One Sunday a couple of years ago, I found myself having insults bounced off me while I was saluted with a single finger more than once by numerous passers-by. The offense? Holding a sign which simply read, “Pray to end abortion.” Four written words. I didn't speak a single one. I didn't confront anyone. I wasn't blocking an entrance or a roadway. Just standing on the public right of way near a closed clinic at which abortions are offered.

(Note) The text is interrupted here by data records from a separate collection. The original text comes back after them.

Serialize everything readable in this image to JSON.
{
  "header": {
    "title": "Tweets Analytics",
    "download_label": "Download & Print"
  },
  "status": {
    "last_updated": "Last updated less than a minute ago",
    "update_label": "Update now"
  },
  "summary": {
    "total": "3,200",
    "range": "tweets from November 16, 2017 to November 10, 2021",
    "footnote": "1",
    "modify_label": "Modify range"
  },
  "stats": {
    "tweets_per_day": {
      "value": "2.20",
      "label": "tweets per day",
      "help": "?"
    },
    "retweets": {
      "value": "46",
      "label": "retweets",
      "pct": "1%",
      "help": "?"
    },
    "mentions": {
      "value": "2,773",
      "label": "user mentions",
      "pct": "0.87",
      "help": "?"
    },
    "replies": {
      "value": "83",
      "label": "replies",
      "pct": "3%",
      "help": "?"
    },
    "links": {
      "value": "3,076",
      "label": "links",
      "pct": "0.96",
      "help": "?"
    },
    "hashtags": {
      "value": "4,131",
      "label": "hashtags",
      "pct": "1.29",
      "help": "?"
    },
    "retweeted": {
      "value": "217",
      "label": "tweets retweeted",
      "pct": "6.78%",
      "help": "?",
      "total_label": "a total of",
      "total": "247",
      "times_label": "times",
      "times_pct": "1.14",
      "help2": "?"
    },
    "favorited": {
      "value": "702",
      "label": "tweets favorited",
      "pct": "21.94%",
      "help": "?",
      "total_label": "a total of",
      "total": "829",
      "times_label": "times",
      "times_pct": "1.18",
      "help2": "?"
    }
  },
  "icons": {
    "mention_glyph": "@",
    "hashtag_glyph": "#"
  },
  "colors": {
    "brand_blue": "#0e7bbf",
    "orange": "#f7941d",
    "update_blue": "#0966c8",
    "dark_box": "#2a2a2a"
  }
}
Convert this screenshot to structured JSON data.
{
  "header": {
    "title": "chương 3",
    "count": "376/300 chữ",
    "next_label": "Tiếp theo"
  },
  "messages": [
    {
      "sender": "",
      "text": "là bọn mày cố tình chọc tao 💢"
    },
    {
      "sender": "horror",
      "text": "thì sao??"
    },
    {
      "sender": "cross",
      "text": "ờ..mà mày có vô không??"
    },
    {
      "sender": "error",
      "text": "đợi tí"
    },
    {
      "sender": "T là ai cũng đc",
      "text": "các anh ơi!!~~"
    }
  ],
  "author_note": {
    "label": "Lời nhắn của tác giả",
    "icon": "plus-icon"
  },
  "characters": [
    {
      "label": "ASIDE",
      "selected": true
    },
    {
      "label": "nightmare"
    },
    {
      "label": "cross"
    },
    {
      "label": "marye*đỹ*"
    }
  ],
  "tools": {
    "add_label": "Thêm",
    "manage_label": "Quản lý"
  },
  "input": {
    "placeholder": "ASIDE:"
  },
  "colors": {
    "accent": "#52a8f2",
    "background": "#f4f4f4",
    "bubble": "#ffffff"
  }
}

This February my wife was at the same spot, with the same four words on a sign and was approached by a young woman who beckoned her to her car. Hesitant at first, she moved closer to the car as the woman said, “I want to show you my miracle.” She said that four years ago she was at the clinic to have an abortion, but stopped to talk with one of the people with a sign, and changed her mind. And that changed her world. The miracle was a child.

After a 20-year career standing in the gap for the defenseless as a soldier, standing in a similar way for the unborn is somewhat natural for me. It's how I pray. It's how I think. It's one way I place value on others more than myself. When I observe our legislators considering whether a human child in the third trimester of gestation is worthy of drawing its first – or second – breath outside the womb, I am grieved at what we've abandoned. Our culture lines up for programs promising a better future for children, while granting legal access to murder of the very children who could have taken part in that future.

As for us, we'll continue to stand. That's our choice. And it's a choice we can all live with.